In November 2008, the authorities announced their intention to discontinue local radio broadcasts of key international news services, including the British Broadcasting Corporation (BBC), Radio Free Europe/Radio Liberty (RFE/RL), and Voice of America. The National Television and Radio Council indicated that international broadcasts on frequencies controlled by the government would no longer be permitted as of 2009.

The government restricts the activities of “nontraditional” minority religious groups through burdensome registration requirements and interference in the importation and distribution of printed religious materials. Islam, Russian Orthodox Christianity, and Judaism are considered traditional religions, and their adherents can for the most part worship freely.

The authorities generally do not restrict academic freedom. However, some faculty and students have experienced political pressure, including reported threats to lower the grades of students who participate in opposition political activity. Some professors and teachers have said they were dismissed because of their membership in opposition parties or for political activity during campaign periods.
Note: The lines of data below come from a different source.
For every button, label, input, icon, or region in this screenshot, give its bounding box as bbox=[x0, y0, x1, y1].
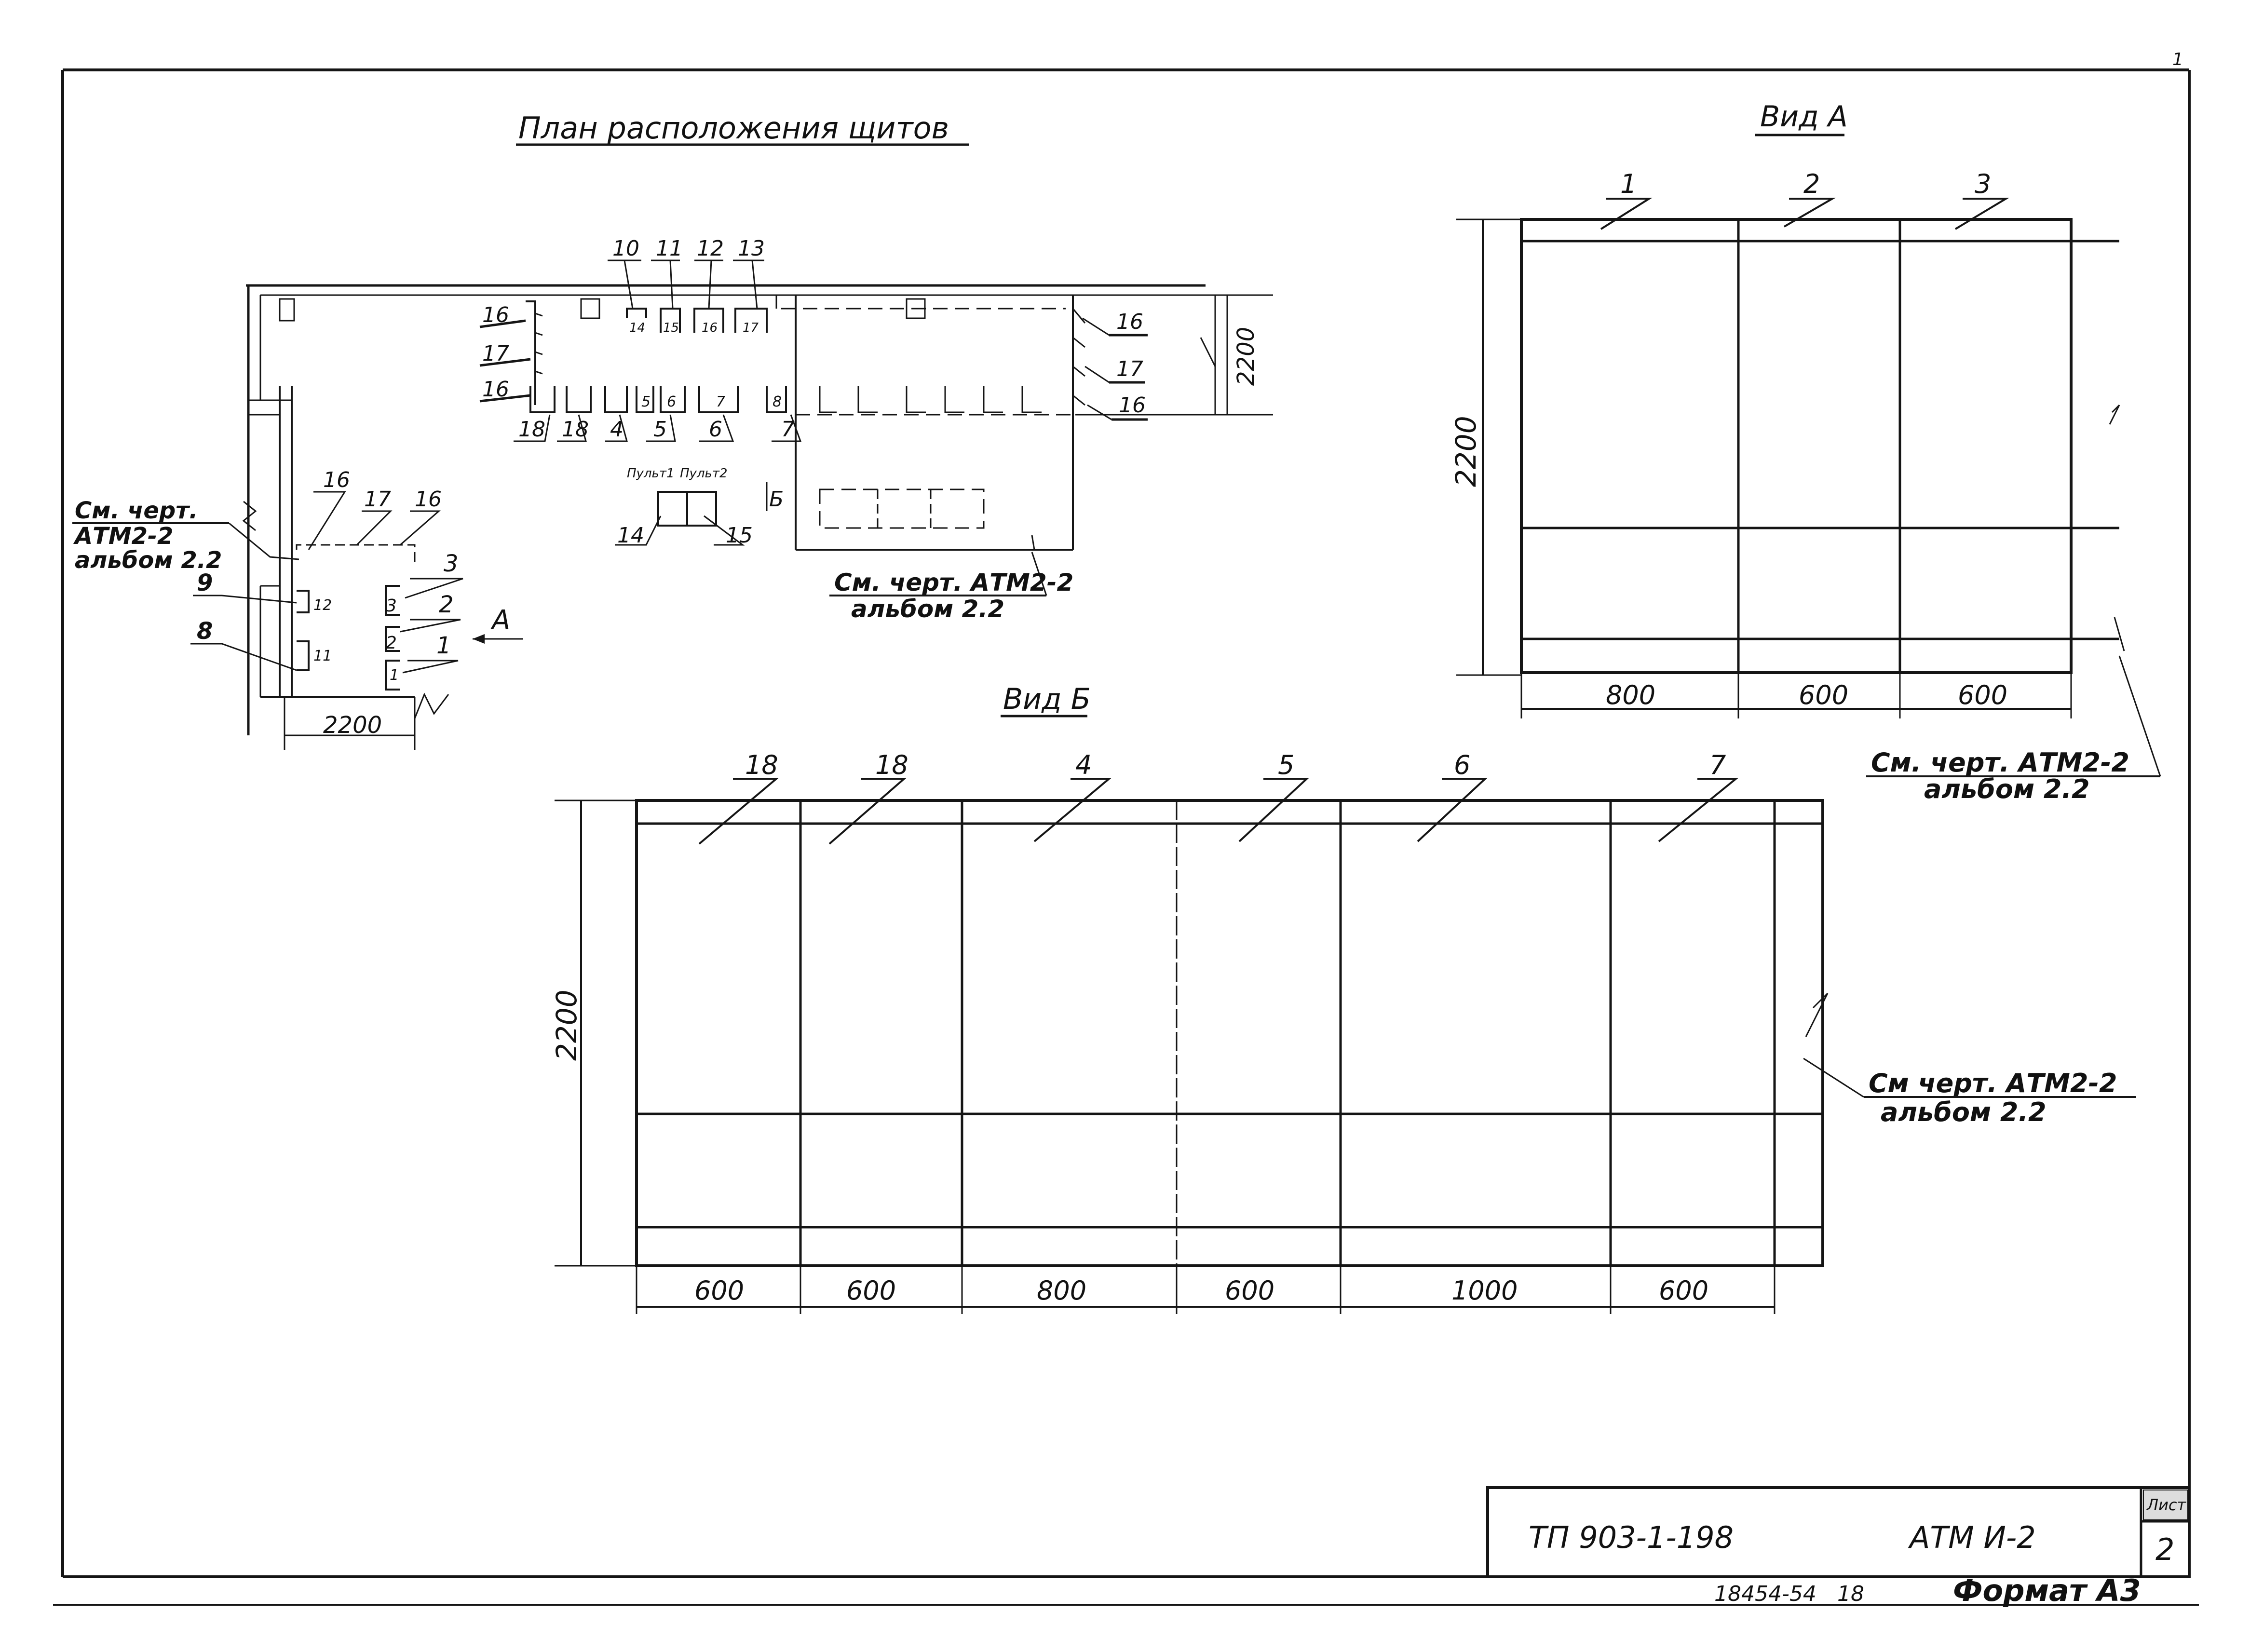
plan-ref-left: См. черт. АТМ2-2 альбом 2.2 bbox=[72, 497, 299, 574]
plan-inner-16: 16 bbox=[702, 321, 718, 335]
plan-left-block: 12 11 3 2 1 16 17 16 9 8 3 2 1 А bbox=[190, 468, 523, 691]
plan-ref-bottom-2: альбом 2.2 bbox=[851, 595, 1004, 623]
view-b-ref-1: См черт. АТМ2-2 bbox=[1869, 1068, 2117, 1098]
plan-pult2: Пульт2 bbox=[680, 466, 728, 481]
plan-right-marks: 16 17 16 bbox=[1082, 310, 1148, 421]
title-sheet-label: Лист bbox=[2146, 1496, 2186, 1514]
plan-dim-height: 2200 bbox=[1200, 295, 1260, 415]
view-b-w-600c: 600 bbox=[1225, 1275, 1274, 1306]
title-inv2: 18 bbox=[1837, 1582, 1864, 1606]
plan-inner-15: 15 bbox=[663, 321, 679, 335]
plan-lb-r-inner-3: 3 bbox=[386, 596, 397, 616]
plan-pult1: Пульт1 bbox=[627, 466, 675, 481]
corner-mark: 1 bbox=[2172, 50, 2183, 69]
view-b: Вид Б 18 18 4 5 6 7 2200 600 600 800 bbox=[550, 682, 2136, 1314]
title-sheet-code: АТМ И-2 bbox=[1908, 1520, 2036, 1555]
plan-room-right bbox=[775, 294, 1273, 551]
plan-console-14: 14 bbox=[617, 523, 644, 548]
plan-mark-13: 13 bbox=[738, 236, 765, 261]
plan-lb-3: 3 bbox=[444, 550, 459, 577]
plan-label-a: А bbox=[490, 605, 510, 636]
plan-ref-bottom-1: См. черт. АТМ2-2 bbox=[834, 569, 1073, 596]
plan-mark-11: 11 bbox=[656, 236, 683, 261]
plan-bottom-5: 5 bbox=[653, 417, 667, 442]
plan-inner-8: 8 bbox=[773, 393, 782, 410]
view-b-ref-2: альбом 2.2 bbox=[1881, 1097, 2047, 1127]
plan-ref-left-2: АТМ2-2 bbox=[73, 523, 173, 550]
plan-walls bbox=[246, 284, 1206, 735]
plan-lb-17: 17 bbox=[364, 487, 391, 512]
title-code: ТП 903-1-198 bbox=[1529, 1520, 1734, 1555]
plan-lb-inner-12: 12 bbox=[313, 597, 332, 614]
title-format: Формат А3 bbox=[1953, 1573, 2141, 1608]
plan-ref-left-3: альбом 2.2 bbox=[75, 547, 222, 574]
plan-inner-6: 6 bbox=[667, 393, 676, 410]
view-b-title: Вид Б bbox=[1003, 682, 1091, 716]
plan-mark-10: 10 bbox=[612, 236, 639, 261]
plan-lb-16b: 16 bbox=[415, 487, 442, 512]
view-b-mark-18a: 18 bbox=[745, 750, 778, 780]
view-b-w-600b: 600 bbox=[846, 1275, 896, 1306]
title-sheet-no: 2 bbox=[2155, 1532, 2174, 1567]
view-a-mark-3: 3 bbox=[1975, 169, 1991, 199]
plan-lb-9: 9 bbox=[197, 569, 213, 596]
view-b-mark-5: 5 bbox=[1278, 750, 1294, 780]
plan-inner-7: 7 bbox=[716, 393, 725, 410]
plan-consoles: Пульт1 Пульт2 Б 14 15 bbox=[615, 466, 784, 548]
view-b-mark-4: 4 bbox=[1075, 750, 1092, 780]
plan-inner-14: 14 bbox=[629, 321, 645, 335]
plan-right-16b: 16 bbox=[1119, 393, 1146, 418]
plan-right-16a: 16 bbox=[1116, 310, 1143, 334]
plan-inner-5: 5 bbox=[641, 393, 651, 410]
plan-bottom-6: 6 bbox=[709, 417, 722, 442]
view-a-ref-1: См. черт. АТМ2-2 bbox=[1871, 747, 2129, 778]
view-a-w-600a: 600 bbox=[1799, 680, 1848, 710]
plan-lb-inner-11: 11 bbox=[313, 648, 332, 664]
plan-view: План расположения щитов bbox=[72, 110, 1273, 750]
view-a-mark-1: 1 bbox=[1620, 169, 1637, 199]
plan-top-panels: 10 11 12 13 14 15 16 17 bbox=[608, 236, 768, 335]
plan-mark-12: 12 bbox=[697, 236, 724, 261]
plan-ref-left-1: См. черт. bbox=[75, 497, 198, 524]
view-a-w-800: 800 bbox=[1606, 680, 1655, 710]
view-a-ref-2: альбом 2.2 bbox=[1924, 774, 2090, 804]
view-b-height: 2200 bbox=[550, 989, 583, 1061]
plan-ref-bottom: См. черт. АТМ2-2 альбом 2.2 bbox=[829, 552, 1073, 623]
view-b-w-800: 800 bbox=[1037, 1275, 1086, 1306]
view-a: Вид А 1 2 3 2200 800 600 600 См. черт. А… bbox=[1450, 100, 2161, 804]
sheet-frame bbox=[53, 68, 2199, 1606]
plan-lb-8: 8 bbox=[197, 618, 213, 645]
view-b-w-600d: 600 bbox=[1659, 1275, 1708, 1306]
view-b-w-600a: 600 bbox=[694, 1275, 744, 1306]
view-a-title: Вид А bbox=[1760, 100, 1848, 134]
plan-lb-r-inner-2: 2 bbox=[386, 633, 397, 653]
plan-dim-2200-h: 2200 bbox=[323, 712, 382, 739]
plan-lb-r-inner-1: 1 bbox=[390, 667, 399, 684]
view-a-mark-2: 2 bbox=[1803, 169, 1820, 199]
view-b-w-1000: 1000 bbox=[1451, 1275, 1518, 1306]
plan-lb-16a: 16 bbox=[323, 468, 350, 492]
view-b-mark-6: 6 bbox=[1454, 750, 1470, 780]
title-block: Лист ТП 903-1-198 АТМ И-2 2 18454-54 18 … bbox=[1486, 1486, 2191, 1608]
plan-lb-1: 1 bbox=[436, 632, 451, 659]
plan-lb-2: 2 bbox=[439, 591, 454, 618]
view-b-mark-7: 7 bbox=[1709, 750, 1726, 780]
plan-bottom-panels: 5 6 7 8 18 18 4 5 6 7 bbox=[514, 386, 802, 442]
view-a-height: 2200 bbox=[1450, 416, 1482, 487]
plan-dim-2200-v: 2200 bbox=[1233, 327, 1260, 386]
plan-title: План расположения щитов bbox=[518, 110, 949, 146]
view-b-mark-18b: 18 bbox=[875, 750, 908, 780]
title-inv: 18454-54 bbox=[1714, 1582, 1816, 1606]
plan-bottom-18a: 18 bbox=[518, 417, 545, 442]
view-a-w-600b: 600 bbox=[1958, 680, 2007, 710]
plan-inner-17: 17 bbox=[743, 321, 759, 335]
plan-dim-width: 2200 bbox=[284, 697, 416, 750]
plan-right-17: 17 bbox=[1116, 357, 1143, 381]
plan-label-b: Б bbox=[769, 487, 784, 512]
plan-left-panels: 16 17 16 bbox=[479, 300, 543, 405]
The government restricts freedom of assembly, especially for opposition parties. Registration with the Ministry of Justice is required for a nongovernmental organization (NGO) to function as a legal entity, and the registration process has been described as cumbersome and nontransparent. Although the law permits the formation of trade unions and the right to strike, the majority of trade unions remain closely affiliated with the government, and most major industries are state owned.

The judiciary is corrupt, inefficient, and subservient to the executive branch. Arbitrary arrest and detention are common, particularly for members of the political opposition. Detainees are often held for long periods before trial, and their access to lawyers is restricted. Police abuse of suspects during arrest and interrogation reportedly remains commonplace, with torture sometimes used to extract confessions. Prison conditions are severe, with many inmates suffering from overcrowding and inadequate medical care.

Some members of ethnic minority groups, including the small ethnic Armenian population, have complained of discrimination in areas including education, employment, and housing. Hundreds of thousands of ethnic Azeris who were displaced by the war in Nagorno-Karabakh in the early 1990s remain in Azerbaijan, often living in dreadful conditions.

Significant parts of the economy are controlled by a corrupt elite, which severely limits equality of opportunity. Supporters of the political opposition face job discrimination, demotion, and dismissal.

Traditional societal norms and poor economic conditions restrict women’s professional roles. Domestic violence is a problem, and there are no laws regarding spousal abuse. The country is believed to be a country of origin and a transit point for the trafficking of women for prostitution. A 2005 law criminalized human trafficking, but the U.S. State Department’s 2008 Trafficking in Persons Report placed Azerbaijan on its Tier 2 Watch List, citing a decline in enforcement and other shortcomings.

Explanatory Note: 

The numerical ratings and status listed above do not reflect conditions in Nagorno-Karabakh, which is examined in a separate report.